I write for a while and forget to swim in the world of which I write, and so lose sight of both purpose and instinct, and thus have less to say and lessening enthusiasm to say it. Of course the same is true for spirituality. I try to live apart from prayer and without immersing myself in Spiritual things I get dry, and my hope withers.

Immersing oneself means reading the right books, Bible and otherwise. It also means leaping out in other ways, finding wisdom to curious problems, confronting one’s own foibles, saying things or doing things which may seem quite silly if in fact the Spirit is not leading, trusting all the while that there is a purpose, a purpose which may or may not be the one assumed, but will certainly lead to greater light and maturity.

For that is Christ. That is the baptism of Christ, to take us from these little lumps in need of forgiveness and transform our entire being towards something wonderful, something wonderful interacting with other wonderful beings in an intricate dance which marvels the world. The baptism of Christ and the Spirit is not simply putting a band aid on past wounds or making sure we are adequate once more. It is a restoration to be that which is possible, and so it is extraordinary.

Guilt and repentance are the beginning, a beginning beyond which the Church has little to say nowadays. But there is more, there is always more, it is deeper and richer and fuller and brighter continually. But the journey is made of the continual steps to embrace all of this and to leap out and face possible disaster or simply disappointment.

A friend wrote something in response to my own leaping out of faith which is wise and appreciated, so I repeat it here:

You know?

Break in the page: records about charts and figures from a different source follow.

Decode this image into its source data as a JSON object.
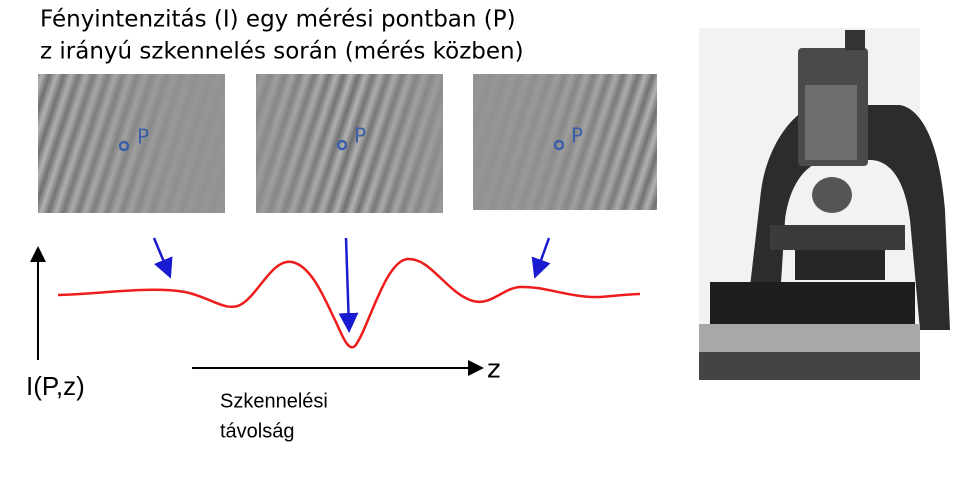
{
  "title": {
    "lines": [
      "Fényintenzitás (I) egy mérési pontban (P)",
      "z irányú szkennelés során (mérés közben)"
    ]
  },
  "panels": [
    {
      "label": "P"
    },
    {
      "label": "P"
    },
    {
      "label": "P"
    }
  ],
  "axes": {
    "y_label": "I(P,z)",
    "x_label": "z"
  },
  "caption": {
    "lines": [
      "Szkennelési",
      "távolság"
    ]
  }
}
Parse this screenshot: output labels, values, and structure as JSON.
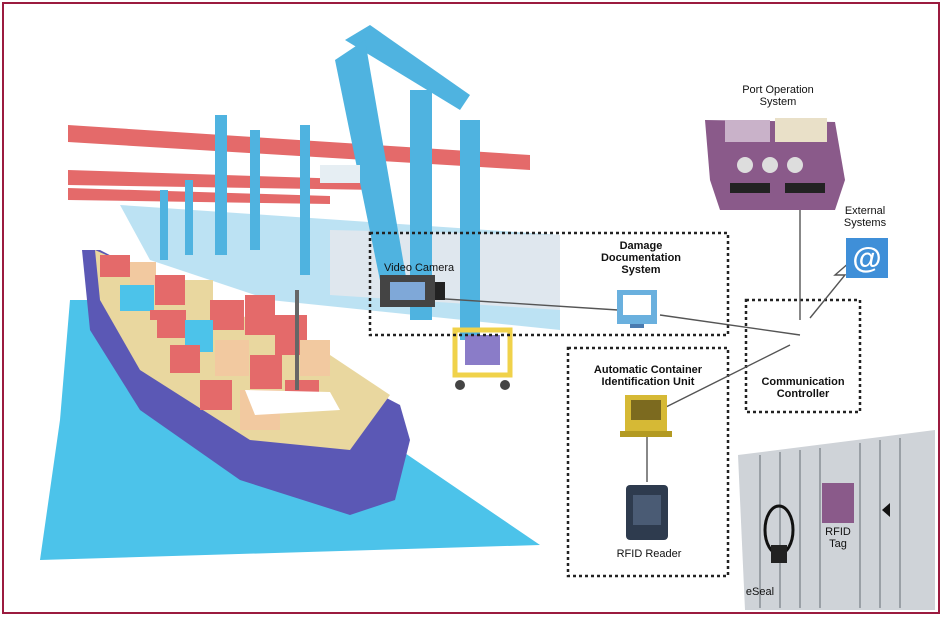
{
  "labels": {
    "port_operation_system": "Port Operation\nSystem",
    "external_systems": "External\nSystems",
    "video_camera": "Video Camera",
    "damage_documentation_system": "Damage\nDocumentation\nSystem",
    "communication_controller": "Communication\nController",
    "automatic_container_identification_unit": "Automatic Container\nIdentification Unit",
    "rfid_reader": "RFID Reader",
    "rfid_tag": "RFID\nTag",
    "eseal": "eSeal"
  },
  "colors": {
    "frame_border": "#9b1b3f",
    "crane_blue": "#4fb3e0",
    "crane_red": "#e46a6a",
    "water": "#4cc3ea",
    "hull": "#5b58b5",
    "gray_line": "#888888"
  },
  "icons": {
    "port_operation_system": "control-console-icon",
    "external_systems": "at-sign-icon",
    "video_camera": "video-camera-icon",
    "damage_documentation_system": "monitor-icon",
    "automatic_container_identification_unit": "computer-terminal-icon",
    "rfid_reader": "rfid-reader-icon",
    "container": "shipping-container-icon"
  }
}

After all, we are only pilgrims on this Earth. It’s all temporary. I wish I was
in some peaceful place right now, relaxed and not worried about a thing. But I am
where I am supposed to be. Sometimes life is a hard labor, but I think when we take
the risk to pursue our gifts, even (or especially) in spite of our fears, insecurities, and
doubts, and when we truly surrender to God’s will, remembering that our awards
are eternal and these lives are not so all our desires will be met and satisfied, then
God can truly shine through us. He takes ordinary people, gives them supernatural
hope/faith that’s way beyond them, call them to do extravagant things and people
can see His glory.

Whether in difficult circumstances or in the absence of any perceivable circumstance God asks us to stay where we are supposed to be. To have faith in too much or too little is obedience, and that is our calling. For in being there we hear God, and he works as he will in the way he will to do those extraordinary things.

Then one day we will turn around and realize extraordinary things have happened around us and without any pride we will offer thanks that we too were able to run the race well. That is the hope and the glory.

It’s that being where we are supposed to be that is sometimes tricky, because often it is not necessarily where we want to be. Because she’s right, the ultimate place we want to be is in heaven.

Keeping this in mind is both the secret and the trick to it all. It is a struggle, a daily struggle. There is no doubt about that. Because we trust what we see not what we don’t see. So there is only to press on, to leap out, to take risks and let loose our life.

I try to do all of this so that ot the end of the day I can say I showed faith even when everything was dark, and in doing so touch lives beyond my natural reach, and please the God who loves me.